The Christian Church has long contended that the instrument of music in worship
is authorized in the same verse where the song book, tuning fork, and song
leader are authorized. Recently a friend said to me, when I asked him for
Bible authority for the church support of benevolent and missionary societies, “They
are in the same verse that authorizes the church to build a meeting house.” I
replied that this was the same argument the Christian Church used to prove
the instrument in worship. I asked him how he would answer this argument.

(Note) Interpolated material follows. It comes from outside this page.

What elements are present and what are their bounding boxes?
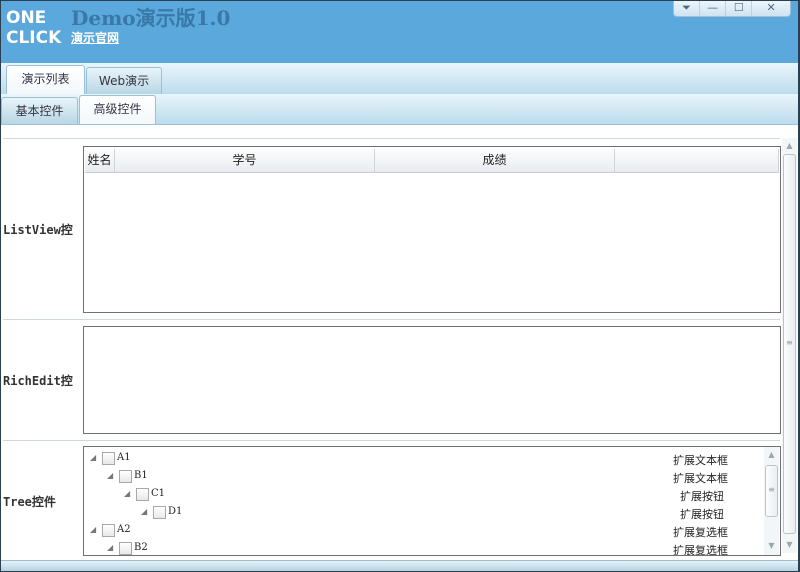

I got no reply except to say, “They are not the same.” But they
are. The instrument is a human innovation in the worship; the societies are
human innovations in the work of the church. The authority for one is the
authority for the other.
I recently heard a preacher trying to prove church support of colleges and
benevolent societies by the expression: “Every Good Work.” When
asked how be got human institutions in that expression, he referred to Ephesians
5:19 where we are instructed to sing “spiritual songs.” He said
many of these songs are written by sectarians, and none of them are named in
the Bible. He also stated that the song book was produced by a human institution,
and concluded that since we can use this production of a human institution,
we could also use a human institution to teach the Bible and relieve the afflicted.
This was in answer to the question for his authority for human organizations
in the expression “Every Good Work.”
Now the fact that we are to sing spiritual songs does not prove that such songs
must be given by title in the New Testament, nor that Christians must have
written them. The very scholars used by this preacher to prove his point were
not Christians, but they are accepted in their field of defining Greek terms.
A spiritual song is not determined by who wrote it; it is determined by whether
or not it is in harmony with the teaching of the Spirit (1 Cor. 2:10-16). “For
this cause we also, since the day we heard it, do not cease to pray for you,
and to desire that ye might be filled with the knowledge of his will in all
wisdom and spiritual understanding” (Col. 1:9). It is not by “enlightened
judgment” that we determine what is and what is not a spiritual song.
Neither does “enlightened judgment” determine what is a good work.
This is done by the word of God. Both the spiritual song and the agathos work
must be determined by what the Spirit teaches. The real question is whether
or not a good (agathos) work can be done by the church contributing to a human
institution. The same is true of the church using the instrument in singing “spiritual
songs.” A spiritual song is determined by what the Spirit says, and a
good work is determined by what the Spirit says. In neither case, however,
is the institution or the instrument authorized. If the song is in harmony
with the doctrine of Christ and admonishes in the way of the Lord, it is a
spiritual song.
Then the idea that church supported human institutions are authorized on the
basis that the church uses a song book produced by a human institution is completely
illogical and unscriptural. The printed New Testament is a product of a Publishing
House--a human institution--just like the song book. The Lord wrote the Bible
just as song writers wrote spiritual songs that harmonize with the Scripture,
and the Publishing House only published them. Does this prove that the church
could support the publishing houses? Or does it prove that the Bible may be
taught by the church through the Christian Missionary Society?
It is good to teach the Bible anywhere. It is right to use a Bible printed
by some publishing house that is in the commercial business of printing Bibles,
which is itself not “Christian” in any sense, but it is not scriptural
for the church to make contributions to that publishing house in order that
it can print Bibles. Nor is it logical to assume that such a business owned
and operated by Christians would change the principle and allow the church
to operate through that human organization.
The “song book” - “human institution” point does not
parallel the situation involving the church support of benevolent and missionary
societies. For them to be parallel the church would have to give the “fifth
Sunday contribution” to the Publishing House to enable it to publish
song books.
Any good (agathos) work must be (defined by the word of God, otherwise it is
not an agathos work of the Lord. The same is true of a “spiritual song.” If
it does not teach the things of the Spirit, it is not a spiritual song, whoever
wrote or published it. “Enlightened judgment” does not determine
either what a good (agathos) work is or what a spiritual song is. In both cases
the New Testament is the only standard (2 Tim. 3:l6,17).